Bail hearing for sisters who claim wrongful conviction continues in Saskatchewan

Lawyers for two women who have spent nearly 30 years in prison are to argue today why they should be released on bail while they await the results of a federal conviction review.

Odelia and Nerissa Quewezance were convicted of second-degree murder in the 1993 stabbing death of 70-year-old Anthony Dolff.

The federal Justice Department started a review last year, saying there may be a reasonable basis to conclude there was a miscarriage of justice.

Their lawyers laid out in Court of King’s Bench Tuesday in Yorkton, Sask., how the two women would be supported by family and community if they get bail.

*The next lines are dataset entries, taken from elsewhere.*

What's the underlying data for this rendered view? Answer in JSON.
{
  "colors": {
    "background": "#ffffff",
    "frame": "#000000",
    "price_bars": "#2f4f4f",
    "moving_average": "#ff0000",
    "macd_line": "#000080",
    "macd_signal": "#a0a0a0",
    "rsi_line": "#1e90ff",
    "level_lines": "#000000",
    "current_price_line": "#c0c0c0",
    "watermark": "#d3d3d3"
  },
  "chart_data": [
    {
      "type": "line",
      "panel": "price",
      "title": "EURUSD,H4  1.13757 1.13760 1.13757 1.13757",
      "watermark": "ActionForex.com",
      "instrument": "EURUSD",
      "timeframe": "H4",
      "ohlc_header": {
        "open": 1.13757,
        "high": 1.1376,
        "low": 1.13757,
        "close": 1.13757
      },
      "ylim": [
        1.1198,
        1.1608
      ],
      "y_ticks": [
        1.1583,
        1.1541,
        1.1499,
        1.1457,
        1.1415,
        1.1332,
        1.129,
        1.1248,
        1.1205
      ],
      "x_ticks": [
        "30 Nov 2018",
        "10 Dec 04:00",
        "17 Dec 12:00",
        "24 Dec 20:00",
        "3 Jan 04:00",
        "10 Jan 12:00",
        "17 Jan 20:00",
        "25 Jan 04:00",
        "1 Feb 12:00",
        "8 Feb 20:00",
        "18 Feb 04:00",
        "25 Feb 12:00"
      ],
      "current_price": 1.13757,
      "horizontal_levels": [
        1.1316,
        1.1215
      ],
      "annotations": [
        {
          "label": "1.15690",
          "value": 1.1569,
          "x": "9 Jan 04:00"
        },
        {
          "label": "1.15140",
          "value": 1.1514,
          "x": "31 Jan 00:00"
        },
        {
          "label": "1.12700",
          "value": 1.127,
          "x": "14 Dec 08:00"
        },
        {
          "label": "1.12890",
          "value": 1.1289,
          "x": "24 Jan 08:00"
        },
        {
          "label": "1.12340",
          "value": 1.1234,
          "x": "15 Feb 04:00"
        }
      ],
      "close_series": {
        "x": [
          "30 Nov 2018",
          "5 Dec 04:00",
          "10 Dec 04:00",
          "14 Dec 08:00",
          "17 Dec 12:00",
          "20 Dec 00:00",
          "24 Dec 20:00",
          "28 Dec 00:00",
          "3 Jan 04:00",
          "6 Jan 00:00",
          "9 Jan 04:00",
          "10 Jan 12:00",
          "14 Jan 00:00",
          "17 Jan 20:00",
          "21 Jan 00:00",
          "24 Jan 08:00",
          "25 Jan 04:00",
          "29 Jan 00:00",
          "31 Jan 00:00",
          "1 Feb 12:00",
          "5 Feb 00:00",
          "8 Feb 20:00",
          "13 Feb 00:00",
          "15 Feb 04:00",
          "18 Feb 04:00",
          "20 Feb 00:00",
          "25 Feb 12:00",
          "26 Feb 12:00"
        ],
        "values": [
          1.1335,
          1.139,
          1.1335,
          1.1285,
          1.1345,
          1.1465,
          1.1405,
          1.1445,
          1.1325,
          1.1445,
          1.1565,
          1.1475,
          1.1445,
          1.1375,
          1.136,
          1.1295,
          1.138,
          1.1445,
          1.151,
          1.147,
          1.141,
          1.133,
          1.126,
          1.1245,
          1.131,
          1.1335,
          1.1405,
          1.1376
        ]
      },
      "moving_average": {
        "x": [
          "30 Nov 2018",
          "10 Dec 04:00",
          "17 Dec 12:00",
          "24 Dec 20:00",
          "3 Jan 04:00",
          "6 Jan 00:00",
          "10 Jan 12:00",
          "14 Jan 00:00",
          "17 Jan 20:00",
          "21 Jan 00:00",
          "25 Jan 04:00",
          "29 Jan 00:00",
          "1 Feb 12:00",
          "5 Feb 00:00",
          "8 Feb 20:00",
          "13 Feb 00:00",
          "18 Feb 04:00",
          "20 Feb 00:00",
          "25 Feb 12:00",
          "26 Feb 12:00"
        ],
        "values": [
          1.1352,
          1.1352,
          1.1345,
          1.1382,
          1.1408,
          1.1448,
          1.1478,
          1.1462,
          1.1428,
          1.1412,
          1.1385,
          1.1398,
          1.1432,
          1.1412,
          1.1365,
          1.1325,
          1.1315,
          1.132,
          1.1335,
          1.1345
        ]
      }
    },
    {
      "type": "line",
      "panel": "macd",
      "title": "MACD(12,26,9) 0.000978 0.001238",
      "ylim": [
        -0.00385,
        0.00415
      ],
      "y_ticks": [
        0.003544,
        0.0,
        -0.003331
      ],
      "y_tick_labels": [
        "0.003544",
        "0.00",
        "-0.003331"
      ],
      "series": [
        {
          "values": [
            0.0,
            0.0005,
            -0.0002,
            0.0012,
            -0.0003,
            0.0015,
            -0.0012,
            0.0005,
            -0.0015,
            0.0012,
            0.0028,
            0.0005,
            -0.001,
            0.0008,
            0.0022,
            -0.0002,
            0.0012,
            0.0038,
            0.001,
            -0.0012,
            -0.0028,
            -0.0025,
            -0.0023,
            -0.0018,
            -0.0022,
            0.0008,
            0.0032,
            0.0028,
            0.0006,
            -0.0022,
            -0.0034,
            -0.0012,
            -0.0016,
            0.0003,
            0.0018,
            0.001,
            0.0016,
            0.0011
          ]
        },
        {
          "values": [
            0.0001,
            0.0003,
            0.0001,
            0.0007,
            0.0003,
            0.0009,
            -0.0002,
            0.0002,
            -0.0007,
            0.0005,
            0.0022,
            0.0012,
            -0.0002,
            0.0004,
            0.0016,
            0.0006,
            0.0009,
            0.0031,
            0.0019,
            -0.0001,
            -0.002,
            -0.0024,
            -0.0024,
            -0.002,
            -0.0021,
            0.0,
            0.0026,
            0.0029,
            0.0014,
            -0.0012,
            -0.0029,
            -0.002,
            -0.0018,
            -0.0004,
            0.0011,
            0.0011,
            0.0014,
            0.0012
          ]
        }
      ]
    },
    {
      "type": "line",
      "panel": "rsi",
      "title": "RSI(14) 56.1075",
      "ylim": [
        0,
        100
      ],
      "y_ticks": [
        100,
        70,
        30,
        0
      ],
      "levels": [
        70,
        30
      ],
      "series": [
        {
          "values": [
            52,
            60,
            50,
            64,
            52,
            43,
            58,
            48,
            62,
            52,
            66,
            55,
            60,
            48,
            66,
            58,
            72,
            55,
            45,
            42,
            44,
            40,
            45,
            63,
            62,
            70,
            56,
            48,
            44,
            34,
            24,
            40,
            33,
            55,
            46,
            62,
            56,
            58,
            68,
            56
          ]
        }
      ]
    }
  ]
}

The Crown prosecutor told court that the sisters should not be released as there’s too much risk and both have a history of breaching conditions.

The sisters told court in separate testimonies that the long incarceration has been difficult and contributed to their trauma but they are hopeful about their futures.

“Today I’m a stronger person,” Odelia Quewezance told court.

The sisters from the Keeseekoose First Nation have always maintained their innocence. Another person, who was a youth at the time, confessed to the killing.

Odelia Quewezance was 20 years old and her sister was 18 when the pair was arrested near Kamsack, Sask.

Court heard the youth confessed during a preliminary inquiry and trial the following year. The Supreme Court of Canada declined to hear their appeal three years later.

Odelia Quewezance received day parole last year with strict conditions. She is currently staying at the YWCA in Regina. Nerissa Quewezance’s parole was denied and she has remained behind bars in Fraser Valley Institution for Women in British Columbia.

Odelia Quewezance would live with her partner of 26 years and their children in a small Saskatchewan community if released, court heard.

Her sister is looking to stay with Congress of Aboriginal Peoples National Vice-Chief Kim Beaudin in his Saskatoon home if she gets conditional release.

Beaudin told court that while he has spoken with Nerissa Quewezance many times over the phone, he could only meet her for the first time this week at the bail hearing.

“You can tell she has a heart,” he said.

The judge told court that he would reserve his decision for a later date.

A criminal conviction review can take years. When it is over, a report and legal advice will be prepared for the federal justice minister. The minister can then order a new trial or appeal, or dismiss the application if he is not convinced there has been a miscarriage of justice.